The result would be an `AIMessage` containing the model's response in natural language (e.g., "Hello!").
However, if we pass an input *relevant to the tool*, the model should choose to call it:

```python
result = llm_with_tools.invoke("What is 2 multiplied by 3?")
```

As before, the output `result` will be an `AIMessage`. 
But, if the tool was called, `result` will have a `tool_calls` attribute.
This attribute includes everything needed to execute the tool, including the tool name and input arguments:

```
result.tool_calls
{'name': 'multiply', 'args': {'a': 2, 'b': 3}, 'id': 'xxx', 'type': 'tool_call'}
```

For more details on usage, see our [how-to guides](/docs/how_to/#tools)!

## Tool execution

[Tools](/docs/concepts/tools/) implement the [Runnable](/docs/concepts/runnables/) interface, which means that they can be invoked (e.g., `tool.invoke(args)`) directly.

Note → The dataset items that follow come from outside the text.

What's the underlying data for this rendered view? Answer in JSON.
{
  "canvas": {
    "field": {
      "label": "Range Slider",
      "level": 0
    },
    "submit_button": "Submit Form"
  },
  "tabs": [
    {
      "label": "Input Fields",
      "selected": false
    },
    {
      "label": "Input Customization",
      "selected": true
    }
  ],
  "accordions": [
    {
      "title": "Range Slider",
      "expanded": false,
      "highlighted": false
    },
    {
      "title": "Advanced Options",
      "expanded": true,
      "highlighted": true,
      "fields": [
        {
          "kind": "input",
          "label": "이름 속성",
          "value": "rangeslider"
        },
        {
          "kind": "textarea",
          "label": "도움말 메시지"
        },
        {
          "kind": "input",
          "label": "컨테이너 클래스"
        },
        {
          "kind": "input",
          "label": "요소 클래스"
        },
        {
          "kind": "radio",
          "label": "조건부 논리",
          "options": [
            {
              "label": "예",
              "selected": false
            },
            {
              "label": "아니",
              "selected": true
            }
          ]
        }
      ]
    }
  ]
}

[LangGraph](https://langchain-ai.github.io/langgraph/) offers pre-built components (e.g., [`ToolNode`](https://langchain-ai.github.io/langgraph/reference/prebuilt/#langgraph.prebuilt.tool_node.ToolNode)) that will often invoke the tool in behalf of the user.

:::info[Further reading]

* See our [how-to guide](/docs/how_to/tool_calling/) on tool calling.
* See the [LangGraph documentation on using ToolNode](https://langchain-ai.github.io/langgraph/how-tos/tool-calling/).

:::

## Best practices

When designing [tools](/docs/concepts/tools/) to be used by a model, it is important to keep in mind that:

* Models that have explicit [tool-calling APIs](/docs/concepts/tool_calling) will be better at tool calling than non-fine-tuned models.
* Models will perform better if the tools have well-chosen names and descriptions.
* Simple, narrowly scoped tools are easier for models to use than complex tools.
* Asking the model to select from a large list of tools poses challenges for the model.